Perhaps it’s genetics. Roby’s father played Division I college basketball, and his half-brother is Nuggets forward Kenyon Martin. Perhaps it’s the fact Roby grew up playing mostly point guard on the playgrounds of San Bernardino, Calif., because everybody else was older and wanted the ball.

Perhaps he’s just a hungry basketball player who considers a day wasted if he doesn’t learn.

His eyes glisten with desire.

“The game has always been easy because I seem to see certain things,” Roby said. “I try to look at everybody else’s man, in addition to mine. I always have in my mind what the next person is going to do. Not the first thing he’s going to do, but the second thing.”

CU senior forward Andy Osborn realized Roby viewed the game differently when several teammates were watching an NBA game together.

“He looks at games not from a fan’s perspective but from a coach’s perspective,” Osborn said. “When we’re all watching games on TV, you can see Rich is critiquing what’s going on. He’s not enjoying the game like a fan would. He’s not looking at it for the excitement. He wants to know what’s going on.

“That’s probably why he came in and right away looked so polished.”

Roby learns by studying the moves of college and pro players, something he has done for as long as he can remember.

“You can never become a complete player because there’s always something you can get better at,” he said. “That’s the great thing about basketball. You can always learn, especially from watching good players.”

Asked for examples, Roby said he had been paying close attention to Kobe Bryant’s explosive first step, Richard Hamilton’s movement off screens, Dwyane Wade’s ability to break down defenders and Martin’s footwork on defense.

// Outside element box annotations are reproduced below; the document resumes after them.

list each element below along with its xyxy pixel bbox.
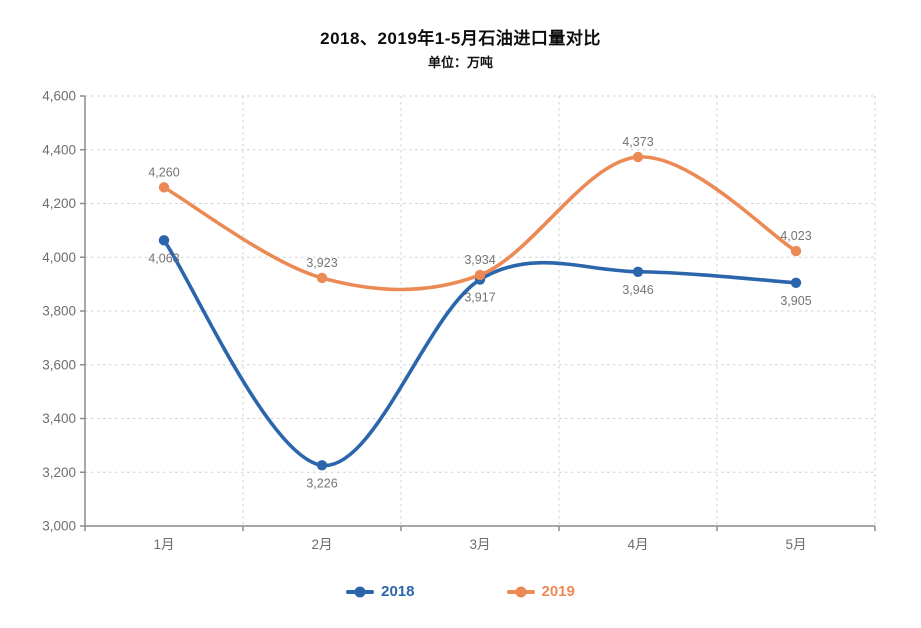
y-tick-label: 4,200	[42, 196, 76, 211]
data-label-2018: 3,226	[306, 476, 337, 490]
data-point-2019	[316, 272, 328, 284]
data-point-2018	[790, 277, 802, 288]
y-tick-label: 4,600	[42, 89, 76, 104]
data-point-2019	[474, 269, 486, 281]
x-tick-label: 5月	[785, 537, 806, 552]
data-label-2019: 3,923	[306, 256, 337, 270]
legend-dot-icon	[515, 586, 526, 597]
x-tick-label: 4月	[627, 537, 648, 552]
x-tick-label: 3月	[469, 537, 490, 552]
y-tick-label: 3,600	[42, 357, 76, 372]
y-tick-label: 3,800	[42, 304, 76, 319]
data-label-2018: 3,905	[780, 294, 811, 308]
legend-item-2019[interactable]: 2019	[506, 583, 575, 600]
data-label-2019: 4,023	[780, 229, 811, 243]
y-tick-label: 3,200	[42, 465, 76, 480]
legend-line-dot-icon	[506, 586, 535, 597]
x-tick-label: 1月	[153, 537, 174, 552]
data-label-2018: 4,063	[148, 251, 179, 265]
data-label-2019: 4,373	[622, 135, 653, 149]
data-point-2019	[790, 245, 802, 257]
data-label-2018: 3,917	[464, 291, 495, 305]
series-line-2019	[162, 155, 798, 292]
data-point-2018	[158, 235, 170, 246]
legend-label: 2019	[541, 583, 575, 600]
chart-subtitle: 单位：万吨	[427, 55, 493, 70]
series-line-2018	[162, 238, 798, 468]
legend: 2018 2019	[0, 584, 921, 599]
data-label-2019: 3,934	[464, 253, 495, 267]
data-point-2019	[158, 182, 170, 193]
y-tick-label: 3,400	[42, 411, 76, 426]
legend-dot-icon	[354, 586, 366, 597]
data-label-2018: 3,946	[622, 283, 653, 297]
y-tick-label: 3,000	[42, 519, 76, 534]
data-label-2019: 4,260	[148, 165, 179, 179]
data-point-2018	[316, 460, 328, 471]
legend-line-dot-icon	[346, 586, 375, 597]
data-point-2019	[632, 151, 644, 163]
data-point-2018	[632, 266, 644, 277]
y-tick-label: 4,400	[42, 142, 76, 157]
chart-title: 2018、2019年1-5月石油进口量对比	[320, 29, 601, 48]
legend-label: 2018	[381, 583, 415, 600]
x-tick-label: 2月	[311, 537, 332, 552]
legend-item-2018[interactable]: 2018	[346, 583, 415, 600]
y-tick-label: 4,000	[42, 250, 76, 265]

The trick, obviously, is to adapt those skills to his own game. CU players say they have never seen anybody do that more effectively than Roby, who keeps adding to his arsenal.

“From the day he got here, what really impressed me was his ability to take in everything he sees and carry that over to games,” Osborn said. “He acts like something he just learned isn’t anything different.”

Roby is the first to admit that his defense needs work. And he’s still learning where and when to move without the ball. But already, Big 12 coaches and players rank Roby among the league’s top talents.

“Richard Roby can play for anybody in America; I really like him,” Kansas coach Bill Self said.

“He’s an NBA player,” Texas A&M coach Billy Gillispie added. “He’s a shooter that can score. Sometimes those aren’t one and the same.”

Roby’s effort and enthusiasm caught the eye of Oklahoma State guard JamesOn Curry, a fellow sophomore. Roby averaged 17.5 points in two games against the highly ranked Cowboys.

“He was relentless, did everything for his team and showed a whole lot of heart,” Curry recalled. “One thing you can say about Kenyon Martin and Richard Roby is that they both play hard. Maybe it’s hereditary, I don’t know. But it’s there.”

Roby understands a coach’s role. Graham said he can take “a chewing out” and not crawl into a shell. That’s because he’s looking far down the line at making himself the best possible player.

“Richard never brags, never talks about what he did in high school or in the last game,” Graham said.

For Richard Roby, it’s all about looking two steps ahead.